I pulled an all-nighter that night, my thoughts spinning, tears flowing, as I tried to confront my biggest fear: I wasn’t good enough. This conception, this fear had no merit, as I sat on the phone wit him slowly repeating “You are better than anyone I know. You are good enough. I will never leave you for her. I will always be there for you, why can’t you understand that?”
And why couldn’t I? I guess it’s the innate problem I have with truly accepting the fact that I deserve this relationship, that I deserve to be this happy, that I’m good enough for him to stay devoted to throughout this long distance relationship.
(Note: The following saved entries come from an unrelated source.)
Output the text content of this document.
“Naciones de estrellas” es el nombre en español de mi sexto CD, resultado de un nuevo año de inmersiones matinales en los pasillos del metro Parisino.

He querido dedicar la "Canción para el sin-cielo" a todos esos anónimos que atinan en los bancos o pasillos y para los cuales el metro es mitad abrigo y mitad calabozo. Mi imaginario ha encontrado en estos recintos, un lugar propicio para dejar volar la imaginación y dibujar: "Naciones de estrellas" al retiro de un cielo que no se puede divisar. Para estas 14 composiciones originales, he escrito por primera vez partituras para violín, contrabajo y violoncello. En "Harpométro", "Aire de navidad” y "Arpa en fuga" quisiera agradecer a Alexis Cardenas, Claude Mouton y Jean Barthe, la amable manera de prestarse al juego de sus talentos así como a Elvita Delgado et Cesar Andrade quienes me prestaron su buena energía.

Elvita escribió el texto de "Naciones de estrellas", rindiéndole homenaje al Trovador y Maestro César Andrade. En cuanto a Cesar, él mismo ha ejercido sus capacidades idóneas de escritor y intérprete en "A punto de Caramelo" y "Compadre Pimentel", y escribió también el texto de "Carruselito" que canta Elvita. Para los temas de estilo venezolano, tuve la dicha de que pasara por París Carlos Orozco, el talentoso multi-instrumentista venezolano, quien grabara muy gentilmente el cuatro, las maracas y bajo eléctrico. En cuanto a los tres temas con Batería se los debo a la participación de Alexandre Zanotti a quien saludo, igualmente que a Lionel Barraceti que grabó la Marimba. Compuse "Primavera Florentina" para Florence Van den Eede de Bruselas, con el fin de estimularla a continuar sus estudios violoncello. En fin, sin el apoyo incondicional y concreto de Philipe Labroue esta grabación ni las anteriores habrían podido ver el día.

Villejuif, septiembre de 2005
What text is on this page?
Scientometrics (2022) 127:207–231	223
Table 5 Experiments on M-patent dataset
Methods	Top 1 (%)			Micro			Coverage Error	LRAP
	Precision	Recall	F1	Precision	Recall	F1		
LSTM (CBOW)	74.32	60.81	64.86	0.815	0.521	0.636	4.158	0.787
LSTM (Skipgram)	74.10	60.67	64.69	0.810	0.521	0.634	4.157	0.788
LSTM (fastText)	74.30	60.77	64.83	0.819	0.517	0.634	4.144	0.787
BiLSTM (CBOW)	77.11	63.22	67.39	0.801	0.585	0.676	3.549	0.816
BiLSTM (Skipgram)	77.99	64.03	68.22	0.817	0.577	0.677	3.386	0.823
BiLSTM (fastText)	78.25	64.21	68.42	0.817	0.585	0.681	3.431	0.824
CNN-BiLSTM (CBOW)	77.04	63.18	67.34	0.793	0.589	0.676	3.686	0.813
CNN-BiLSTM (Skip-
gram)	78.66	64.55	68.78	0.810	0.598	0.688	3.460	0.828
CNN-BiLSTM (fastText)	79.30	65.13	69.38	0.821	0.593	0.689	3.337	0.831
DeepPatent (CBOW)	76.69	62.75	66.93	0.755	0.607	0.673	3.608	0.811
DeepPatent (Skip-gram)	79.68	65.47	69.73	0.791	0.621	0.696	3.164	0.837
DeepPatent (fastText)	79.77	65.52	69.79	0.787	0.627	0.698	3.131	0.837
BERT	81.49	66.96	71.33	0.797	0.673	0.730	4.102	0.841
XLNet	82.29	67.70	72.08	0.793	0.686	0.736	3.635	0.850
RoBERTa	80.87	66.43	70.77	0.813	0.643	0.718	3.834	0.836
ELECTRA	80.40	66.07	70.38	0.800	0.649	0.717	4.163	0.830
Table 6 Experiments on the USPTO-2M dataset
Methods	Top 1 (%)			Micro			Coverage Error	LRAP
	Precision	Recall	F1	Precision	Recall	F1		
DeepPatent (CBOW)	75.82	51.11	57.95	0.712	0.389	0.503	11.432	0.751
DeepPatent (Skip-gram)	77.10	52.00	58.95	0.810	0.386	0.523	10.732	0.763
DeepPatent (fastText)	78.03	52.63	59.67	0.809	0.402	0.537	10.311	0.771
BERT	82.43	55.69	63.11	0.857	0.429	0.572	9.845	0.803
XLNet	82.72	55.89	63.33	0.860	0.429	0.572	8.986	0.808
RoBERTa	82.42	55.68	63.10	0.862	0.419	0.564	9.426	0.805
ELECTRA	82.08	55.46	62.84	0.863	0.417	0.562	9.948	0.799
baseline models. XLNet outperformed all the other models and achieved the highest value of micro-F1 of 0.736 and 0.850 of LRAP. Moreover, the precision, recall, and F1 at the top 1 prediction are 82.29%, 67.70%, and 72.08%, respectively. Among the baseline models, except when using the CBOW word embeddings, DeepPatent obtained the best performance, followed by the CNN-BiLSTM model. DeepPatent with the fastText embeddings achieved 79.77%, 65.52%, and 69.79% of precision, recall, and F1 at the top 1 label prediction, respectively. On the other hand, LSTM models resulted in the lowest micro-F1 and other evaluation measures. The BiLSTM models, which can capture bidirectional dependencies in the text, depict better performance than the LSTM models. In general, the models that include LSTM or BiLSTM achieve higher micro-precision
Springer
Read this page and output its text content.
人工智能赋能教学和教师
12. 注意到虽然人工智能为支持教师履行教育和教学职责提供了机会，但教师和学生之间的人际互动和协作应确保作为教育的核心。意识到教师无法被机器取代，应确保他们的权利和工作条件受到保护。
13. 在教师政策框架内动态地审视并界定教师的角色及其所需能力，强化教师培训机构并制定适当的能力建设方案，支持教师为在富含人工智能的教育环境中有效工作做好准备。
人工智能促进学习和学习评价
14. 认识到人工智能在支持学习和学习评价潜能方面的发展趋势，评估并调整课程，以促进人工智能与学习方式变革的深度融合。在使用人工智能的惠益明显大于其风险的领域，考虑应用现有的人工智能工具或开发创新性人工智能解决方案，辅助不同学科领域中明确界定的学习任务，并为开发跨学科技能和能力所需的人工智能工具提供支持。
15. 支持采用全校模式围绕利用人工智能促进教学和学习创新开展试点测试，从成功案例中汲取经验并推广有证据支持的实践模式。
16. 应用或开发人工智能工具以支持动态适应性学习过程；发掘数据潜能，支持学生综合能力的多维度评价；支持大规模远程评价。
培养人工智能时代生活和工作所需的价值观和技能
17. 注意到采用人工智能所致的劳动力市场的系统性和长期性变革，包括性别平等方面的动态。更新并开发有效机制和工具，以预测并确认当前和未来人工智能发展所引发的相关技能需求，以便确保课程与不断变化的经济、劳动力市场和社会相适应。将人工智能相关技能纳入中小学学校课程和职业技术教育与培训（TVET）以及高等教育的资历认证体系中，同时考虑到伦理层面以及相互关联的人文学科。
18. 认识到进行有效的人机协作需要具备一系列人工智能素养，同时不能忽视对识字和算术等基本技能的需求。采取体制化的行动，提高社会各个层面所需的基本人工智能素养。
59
With the revelation that he was interested in this other girl, it was if he were proclaiming his intention to leave me.
I’ve since calmed down, since… slowly accepted the fact that our relationship has changed, but his love for me hasn’t. And in order for the love to remain strong, to gain strength, I have to accept that our relationship must change, that I must let it evolve with time, and just trust that he’ll come back to me. Lord knows that I hate trusting people. I struggle with it. But for him? For him, I can manage. I can bide my time until the point where we can, in fact, be together once more.
I’ve never been more in love with my boyfriend. I’m only eighteen, but lord knows I could stay with him for the long run, it’s just a matter of getting through the obstacles that come with the modern world, that come with life, and that come with self-doubt.